R’ Hutner elaborates: Shabbat is referred to by our Sages as a “little bit of Olam Ha’ba,” while Olam Ha’ba is referred to as “A day that is wholly Shabbat.” This indicates that Shabbat is an illustration (“Tziyur”) of the World-to-Come, which is the thing being illustrated (“Metzuyar”). R’ Hutner says in Yiddish: “Ha’tziyur shlept sich mit es ha’metzuyar” / “The illustration pulls along with it the thing it is illustrating.” How so?

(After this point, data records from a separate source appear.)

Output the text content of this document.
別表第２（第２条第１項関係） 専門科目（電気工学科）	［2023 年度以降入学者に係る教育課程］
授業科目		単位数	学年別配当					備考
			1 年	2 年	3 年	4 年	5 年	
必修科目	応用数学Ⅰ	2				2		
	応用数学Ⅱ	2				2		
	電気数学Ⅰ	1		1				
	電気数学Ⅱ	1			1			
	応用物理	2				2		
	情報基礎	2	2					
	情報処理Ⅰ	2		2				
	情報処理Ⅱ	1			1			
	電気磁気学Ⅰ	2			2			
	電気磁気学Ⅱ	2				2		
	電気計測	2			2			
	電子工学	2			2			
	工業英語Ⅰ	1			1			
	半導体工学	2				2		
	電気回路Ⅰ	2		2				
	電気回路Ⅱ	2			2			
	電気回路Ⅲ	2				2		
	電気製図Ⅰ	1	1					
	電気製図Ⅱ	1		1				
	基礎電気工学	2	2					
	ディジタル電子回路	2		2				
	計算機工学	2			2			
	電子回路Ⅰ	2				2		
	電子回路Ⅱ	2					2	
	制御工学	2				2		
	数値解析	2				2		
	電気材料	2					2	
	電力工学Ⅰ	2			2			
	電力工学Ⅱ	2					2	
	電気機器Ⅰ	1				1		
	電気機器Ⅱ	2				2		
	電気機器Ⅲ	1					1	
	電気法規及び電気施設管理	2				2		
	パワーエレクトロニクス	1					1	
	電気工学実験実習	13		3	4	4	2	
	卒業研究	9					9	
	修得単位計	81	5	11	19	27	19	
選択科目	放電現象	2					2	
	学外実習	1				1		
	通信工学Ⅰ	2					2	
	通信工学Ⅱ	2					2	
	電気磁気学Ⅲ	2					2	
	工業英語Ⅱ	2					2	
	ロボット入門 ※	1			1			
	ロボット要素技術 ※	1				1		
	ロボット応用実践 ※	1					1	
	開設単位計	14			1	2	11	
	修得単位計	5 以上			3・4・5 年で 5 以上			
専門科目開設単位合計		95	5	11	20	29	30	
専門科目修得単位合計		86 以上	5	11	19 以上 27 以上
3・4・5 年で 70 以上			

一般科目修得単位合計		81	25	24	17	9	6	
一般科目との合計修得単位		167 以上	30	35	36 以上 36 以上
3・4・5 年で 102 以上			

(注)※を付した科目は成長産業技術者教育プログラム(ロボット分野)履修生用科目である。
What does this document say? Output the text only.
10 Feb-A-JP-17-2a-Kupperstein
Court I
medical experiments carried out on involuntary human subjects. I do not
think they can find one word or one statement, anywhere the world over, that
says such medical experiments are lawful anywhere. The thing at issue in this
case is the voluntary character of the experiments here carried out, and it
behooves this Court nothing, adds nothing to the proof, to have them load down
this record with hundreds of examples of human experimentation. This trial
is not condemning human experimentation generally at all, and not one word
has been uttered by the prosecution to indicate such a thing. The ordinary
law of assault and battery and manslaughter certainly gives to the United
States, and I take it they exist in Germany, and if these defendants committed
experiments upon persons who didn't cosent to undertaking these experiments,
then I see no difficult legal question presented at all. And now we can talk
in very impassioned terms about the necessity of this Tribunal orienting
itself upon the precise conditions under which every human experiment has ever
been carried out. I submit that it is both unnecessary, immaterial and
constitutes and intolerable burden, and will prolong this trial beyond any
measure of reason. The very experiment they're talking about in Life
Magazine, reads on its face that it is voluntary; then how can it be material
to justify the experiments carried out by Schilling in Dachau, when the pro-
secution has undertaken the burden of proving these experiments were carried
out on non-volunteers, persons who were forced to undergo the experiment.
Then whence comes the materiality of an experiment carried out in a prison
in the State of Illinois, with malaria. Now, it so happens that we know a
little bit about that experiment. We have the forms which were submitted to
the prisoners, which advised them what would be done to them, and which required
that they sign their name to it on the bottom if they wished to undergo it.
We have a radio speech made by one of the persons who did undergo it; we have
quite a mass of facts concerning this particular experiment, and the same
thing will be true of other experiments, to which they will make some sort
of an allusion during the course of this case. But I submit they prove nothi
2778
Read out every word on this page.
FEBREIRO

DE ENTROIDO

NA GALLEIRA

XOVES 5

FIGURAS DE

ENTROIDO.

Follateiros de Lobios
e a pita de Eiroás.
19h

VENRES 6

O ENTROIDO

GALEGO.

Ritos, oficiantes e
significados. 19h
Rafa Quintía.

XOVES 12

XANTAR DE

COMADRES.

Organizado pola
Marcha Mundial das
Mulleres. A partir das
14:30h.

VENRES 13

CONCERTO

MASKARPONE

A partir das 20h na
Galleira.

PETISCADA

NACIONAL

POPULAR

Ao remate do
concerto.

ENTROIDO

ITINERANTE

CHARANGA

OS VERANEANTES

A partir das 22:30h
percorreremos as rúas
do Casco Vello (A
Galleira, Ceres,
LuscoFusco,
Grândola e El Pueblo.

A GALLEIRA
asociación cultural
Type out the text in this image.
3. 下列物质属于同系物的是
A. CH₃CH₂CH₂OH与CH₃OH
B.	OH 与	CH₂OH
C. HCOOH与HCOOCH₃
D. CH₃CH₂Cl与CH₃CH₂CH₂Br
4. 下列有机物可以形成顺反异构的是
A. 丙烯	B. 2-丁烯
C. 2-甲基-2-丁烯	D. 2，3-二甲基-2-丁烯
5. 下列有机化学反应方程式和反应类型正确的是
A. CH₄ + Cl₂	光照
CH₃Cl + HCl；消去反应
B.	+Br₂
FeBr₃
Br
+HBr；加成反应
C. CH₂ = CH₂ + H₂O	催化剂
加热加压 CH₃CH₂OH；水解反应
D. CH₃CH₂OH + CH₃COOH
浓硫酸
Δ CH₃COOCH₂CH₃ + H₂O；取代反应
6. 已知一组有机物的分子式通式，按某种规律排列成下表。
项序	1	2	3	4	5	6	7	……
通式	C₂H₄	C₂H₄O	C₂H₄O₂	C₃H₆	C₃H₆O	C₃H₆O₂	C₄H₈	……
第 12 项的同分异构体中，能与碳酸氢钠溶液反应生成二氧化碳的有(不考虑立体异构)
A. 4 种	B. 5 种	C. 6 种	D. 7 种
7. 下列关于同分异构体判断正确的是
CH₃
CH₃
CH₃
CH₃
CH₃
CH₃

R’ Hutner explains: Generally, we view the first three days of the week as being associated with the Shabbat that has passed and the next three days as being associated with the coming Shabbat. [Thus, for example, some say that a person can still recite Havdalah through the third day of the week. See Mishnah Berurah 299:16.] It follows that we must observe two Shabbatot in order to imbue an entire week with the holiness of Shabbat–one Shabbat to sanctify the first half of the week, and the other to sanctify the second half. When the entire week is sanctified with the sanctity of Shabbat, this immediately brings about the “The day that is wholly Shabbat,” the era when all of time is sanctified–i.e., the World-to-Come that follows the Redemption. (Pachad Yitzchak: Shabbat-Sukkot p.104)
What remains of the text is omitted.